Profiling individual field-grown plants to reverse engineer plant systems and crosstalk between stress pathways

To develop crops with enhanced yield and tolerance to field stress conditions, we need to fundamentally change our approach to studying stress response pathways in plants. Most stress studies performed under controlled laboratory conditions are of limited predictive value for phenotypes in the field. In lab conditions, stress responses are usually studied in isolation, whereas in the open environment a multitude of stresses operate in synergistic and antagonistic interaction to modulate plant phenotypes. To get a view on the complex interactions between plant stress response pathways and their effect on yield phenotypes, we aim to harness natural gene expression and phenotype variation among genetically identical field-grown plants, based on the premise that each individual plant is subject to subtle deviations of several micro-environmental factors from the field average. We are currently developing methods to use individual plant datasets for reverse engineering stress response pathways, their interaction and their impact on yield-related phenotypes, focusing on maize and rapeseed as model crops.
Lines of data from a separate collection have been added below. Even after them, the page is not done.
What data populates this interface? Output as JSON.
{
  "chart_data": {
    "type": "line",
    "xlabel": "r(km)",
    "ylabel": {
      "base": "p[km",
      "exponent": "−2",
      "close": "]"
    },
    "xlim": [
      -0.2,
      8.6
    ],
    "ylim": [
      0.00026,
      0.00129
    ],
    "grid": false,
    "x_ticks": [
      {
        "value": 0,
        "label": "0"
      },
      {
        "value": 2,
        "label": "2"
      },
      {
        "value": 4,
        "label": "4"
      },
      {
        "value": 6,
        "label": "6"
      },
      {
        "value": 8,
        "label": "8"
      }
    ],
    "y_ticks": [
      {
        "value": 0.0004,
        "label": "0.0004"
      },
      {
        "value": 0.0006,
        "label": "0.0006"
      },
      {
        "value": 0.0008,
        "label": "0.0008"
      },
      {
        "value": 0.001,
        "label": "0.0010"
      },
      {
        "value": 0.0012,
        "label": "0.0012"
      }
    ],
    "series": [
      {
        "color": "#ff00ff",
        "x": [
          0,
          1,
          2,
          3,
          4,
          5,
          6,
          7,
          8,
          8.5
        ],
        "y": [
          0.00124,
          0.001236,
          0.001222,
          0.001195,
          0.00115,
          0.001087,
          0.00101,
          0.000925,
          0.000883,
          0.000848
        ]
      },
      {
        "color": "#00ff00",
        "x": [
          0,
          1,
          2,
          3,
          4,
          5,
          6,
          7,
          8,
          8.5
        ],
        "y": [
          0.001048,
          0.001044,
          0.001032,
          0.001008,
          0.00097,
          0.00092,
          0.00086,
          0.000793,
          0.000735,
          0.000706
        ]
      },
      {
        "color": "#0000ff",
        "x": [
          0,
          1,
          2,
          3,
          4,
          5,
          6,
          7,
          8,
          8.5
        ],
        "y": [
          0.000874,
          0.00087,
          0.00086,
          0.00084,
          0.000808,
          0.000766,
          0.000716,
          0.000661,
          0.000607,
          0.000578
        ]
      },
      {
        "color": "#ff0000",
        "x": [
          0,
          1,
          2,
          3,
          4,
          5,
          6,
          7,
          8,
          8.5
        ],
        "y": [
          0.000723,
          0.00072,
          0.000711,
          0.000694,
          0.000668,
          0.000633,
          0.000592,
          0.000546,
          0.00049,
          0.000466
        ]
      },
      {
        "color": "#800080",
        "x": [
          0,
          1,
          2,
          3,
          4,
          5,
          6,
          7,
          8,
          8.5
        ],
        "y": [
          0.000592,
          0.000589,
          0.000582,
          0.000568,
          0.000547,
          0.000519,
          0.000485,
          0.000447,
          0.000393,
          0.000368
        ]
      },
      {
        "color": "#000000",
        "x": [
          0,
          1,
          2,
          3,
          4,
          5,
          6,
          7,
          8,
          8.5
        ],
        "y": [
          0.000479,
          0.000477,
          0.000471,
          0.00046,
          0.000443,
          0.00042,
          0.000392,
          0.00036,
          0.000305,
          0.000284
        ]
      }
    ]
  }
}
Modeling the evolution of transcriptional systems in silico

For the past few decades, the field of molecular evolution has largely focused on the evolution of individual gene families and overall genome structure. Analogous to the transition from reductionist to system-scale approaches in molecular biology, the logical next step in molecular evolution research is to study the evolution of genes in the context of the systems in which they function. One way to study how systems of interacting components evolve is to simulate the evolution of suitably abstracted system models in silico. Given recent developments in the field of high-performance computing, it is now possible to simulate the evolution of molecular systems at an unprecedented level of mechanistic detail. We use mathematical models to map the genotype of artificial transcriptional regulatory systems to their expression phenotype. We then use these models in population-scale evolutionary simulations to investigate how transcriptional systems evolve. One of our major research interests is to study how duplicated transcriptional systems diverge. We are particularly interested in unraveling the mechanisms by which dosage-balance constraints on duplicated transcription factors can be resolved over evolutionary time. Many regulatory genes do not duplicate easily on their own, because duplication upsets their dosage balance with other transcription factors or targets. Whole-genome duplication (WGD) on the other hand is thought to preserve dosage balance, and moreover to lead to selective retention of dosage-balance sensitive genes, since their loss after WGD would create a reverse dosage balance effect. As a consequence, post-WGD organisms are endowed with a 'regulatory spandrel’, a collection of regulatory genes that may not immediately add extra functionality but that cannot be purged easily from the genome. It is thought that under the right circumstances, these non-adaptively preserved genes may be co-opted for adaptive innovations, but this requires that the dosage-balance constraints be lifted, and it is currently not clear how this is accomplished.